Section: New Results

Hash function cryptanalysis

Cryptographic hash functions are versatile primitives that are used in many cryptographic protocols. The security of a hash function $h$ is usually evaluated through two main notions: its preimage resistance (given a target $t$, the difficulty of finding a message $m$ s.t. $h\left(m\right)=t$) and its collision resistance (the difficulty of finding two messages $m,m^{\text{'}}$ s.t. $h\left(m\right)=h\left(m^{\text{'}}\right)$).
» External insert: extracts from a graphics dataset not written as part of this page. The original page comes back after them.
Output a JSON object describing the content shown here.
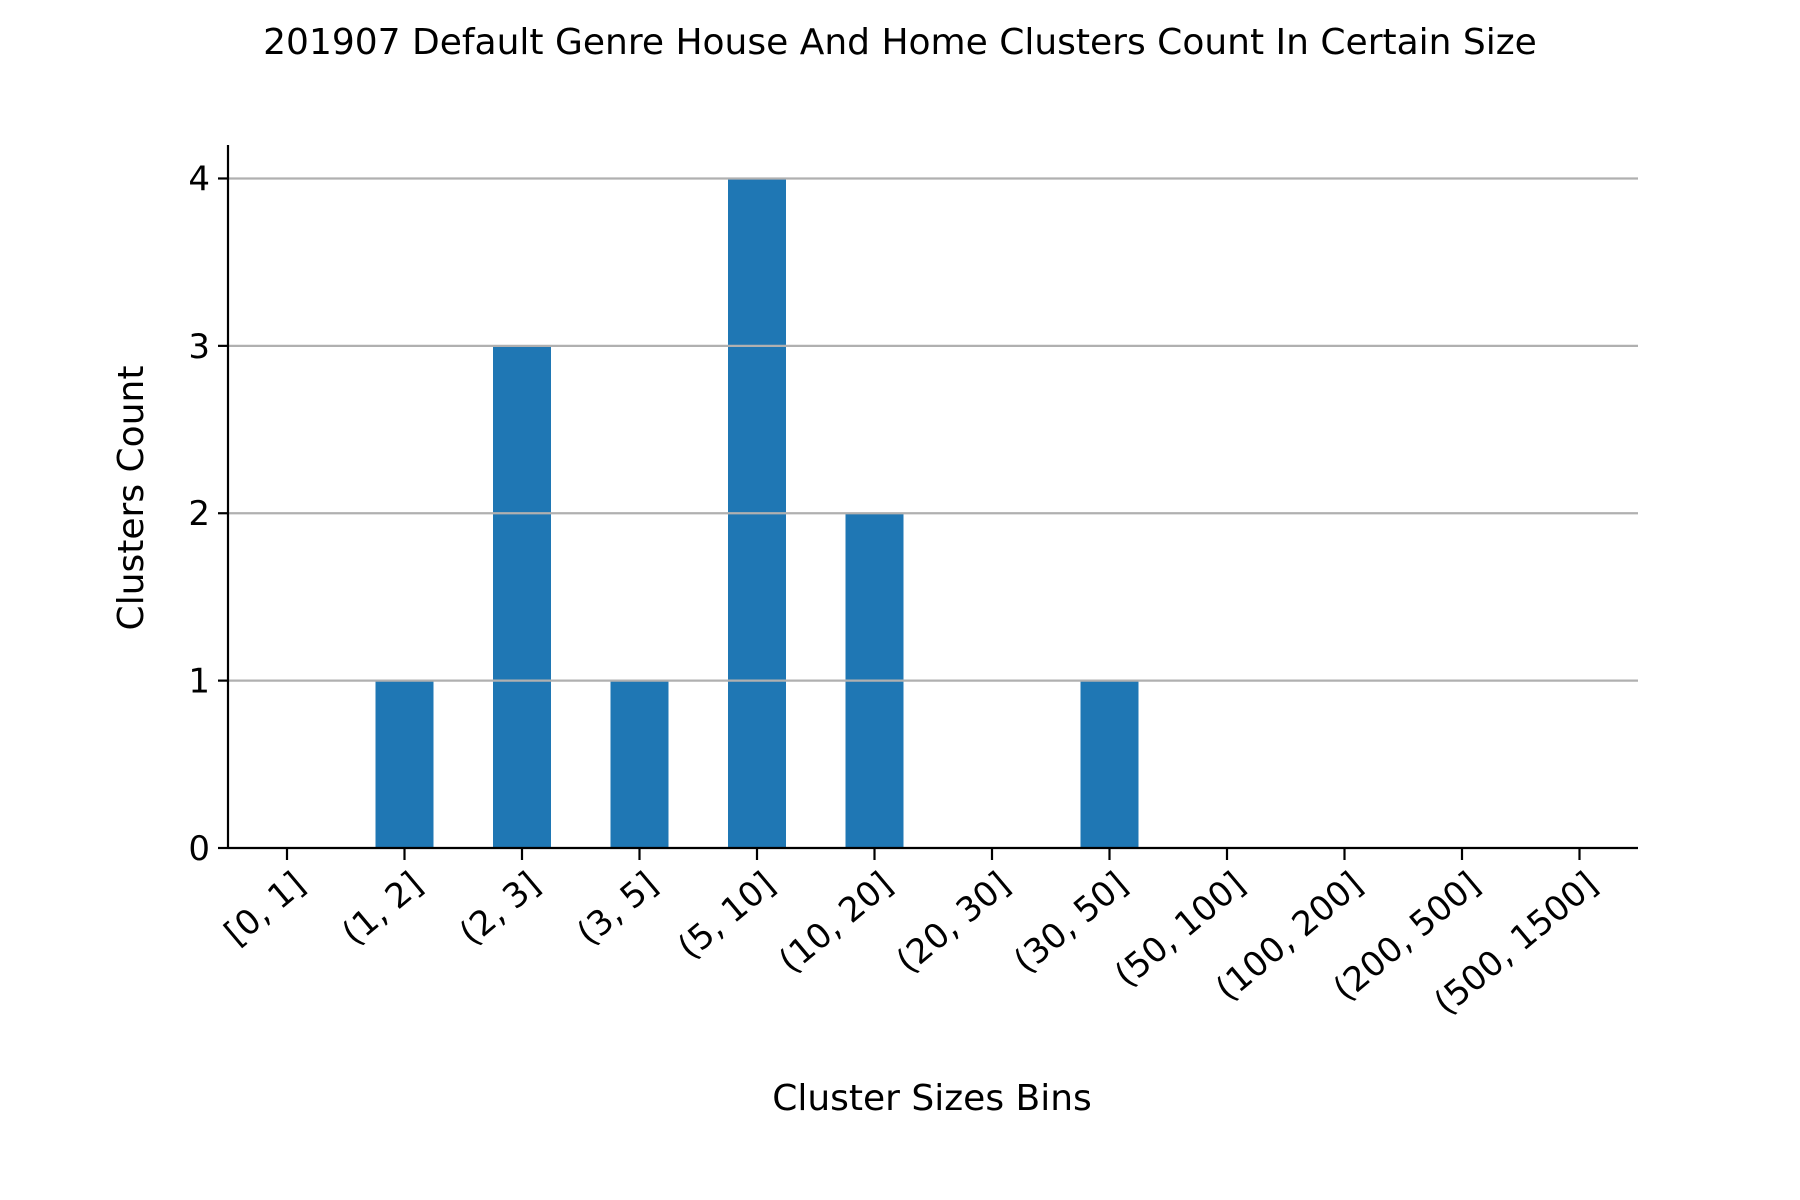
{
  "chart_data": {
    "type": "bar",
    "title": "201907 Default Genre House And Home Clusters Count In Certain Size",
    "xlabel": "Cluster Sizes Bins",
    "ylabel": "Clusters Count",
    "categories": [
      "[0, 1]",
      "(1, 2]",
      "(2, 3]",
      "(3, 5]",
      "(5, 10]",
      "(10, 20]",
      "(20, 30]",
      "(30, 50]",
      "(50, 100]",
      "(100, 200]",
      "(200, 500]",
      "(500, 1500]"
    ],
    "values": [
      0,
      1,
      3,
      1,
      4,
      2,
      0,
      1,
      0,
      0,
      0,
      0
    ],
    "yticks": [
      "0",
      "1",
      "2",
      "3",
      "4"
    ],
    "ylim": [
      0,
      4.2
    ],
    "grid": "horizontal",
    "bar_color": "#1f77b4",
    "grid_color": "#b0b0b0"
  }
}
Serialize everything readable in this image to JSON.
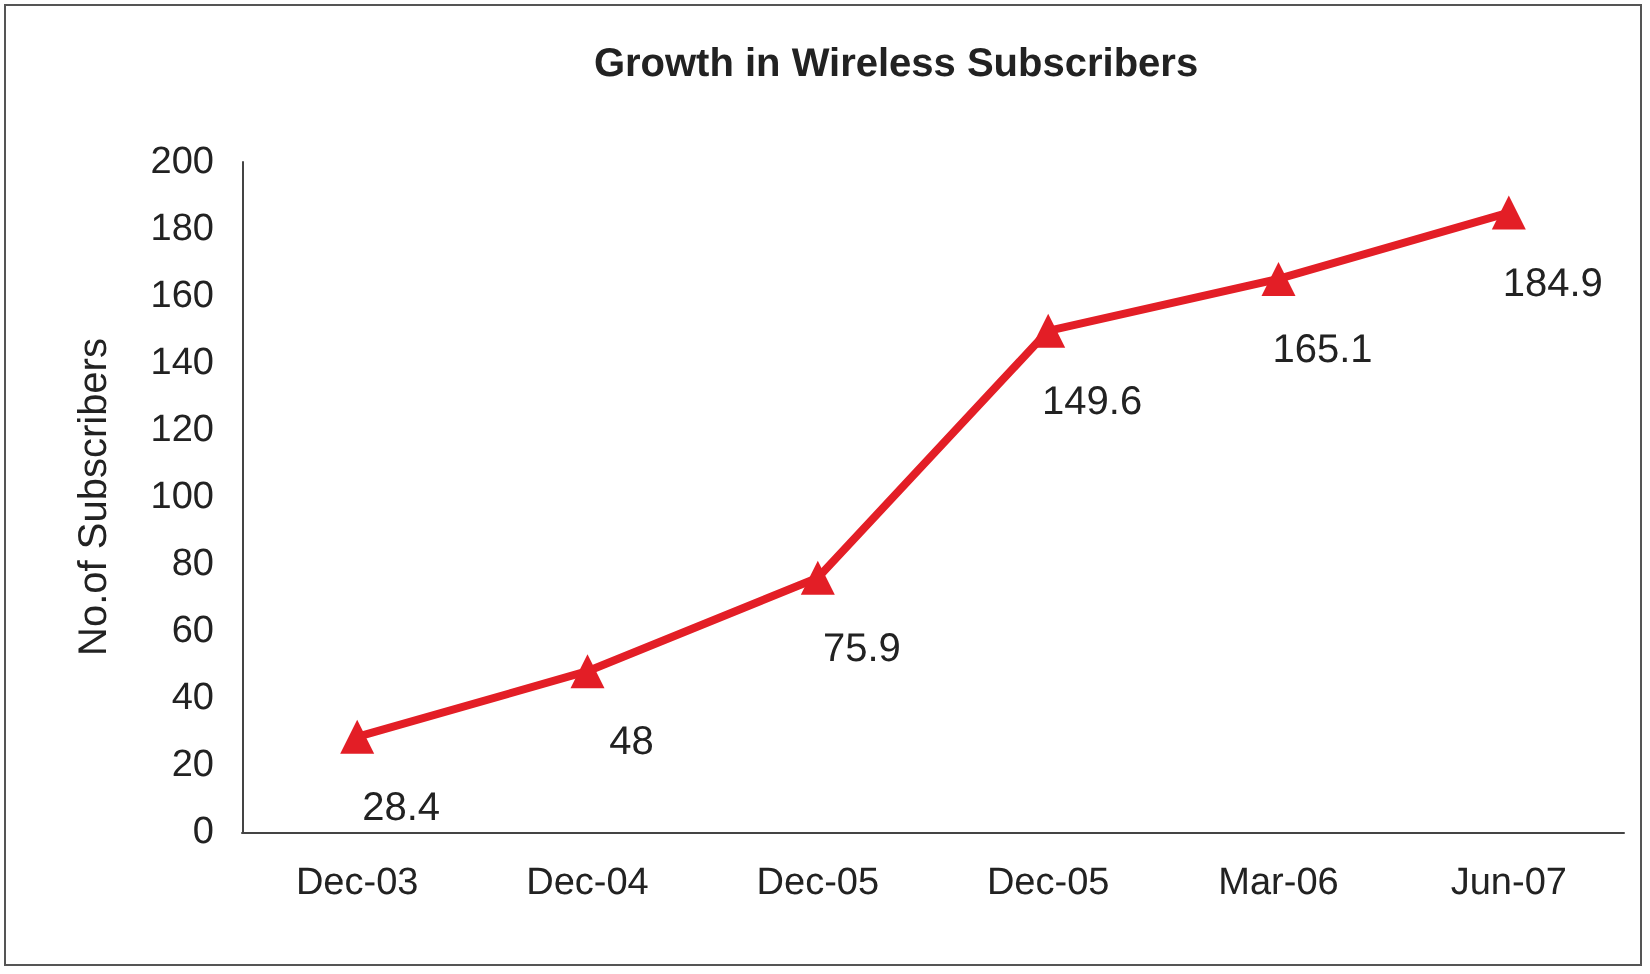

A popular hash function is the SHA-1 algorithm. Although theoretical collision attacks were found in 2005, it is still being used in some applications, for instance as the hash function in some TLS certificates. Hence cryptanalysis of SHA-1 is still a major topic in cryptography.

In 2015, we improved the state-of-the-art on SHA-1 analysis in two ways:

• T. Espitau, P.-A. Fouque and P. Karpman improved the previous preimage attacks on SHA-1, reaching up to 62 rounds (out of 80), up from 57. The corresponding paper was published at CRYPTO 2015.

• P. Karpman, T. Peyrin and M. Stevens developed collision attacks on the compression function of SHA-1 (i.e. freestart collisions). This exploits a model that is slightly more generous to the attacker in order to find explicit collisions on more rounds than what was previously possible. A first work resulted in freestart collisions for SHA-1 reduced to 76 steps; this attack takes less than a week to compute on a common GPU. The corresponding paper was published at CRYPTO 2015. This was later improved to attack the full compression function. Although the attack is more expensive it is still practical, taking less than two weeks on a 64 GPU cluster. The corresponding paper was accepted at EUROCRYPT 2016 [17].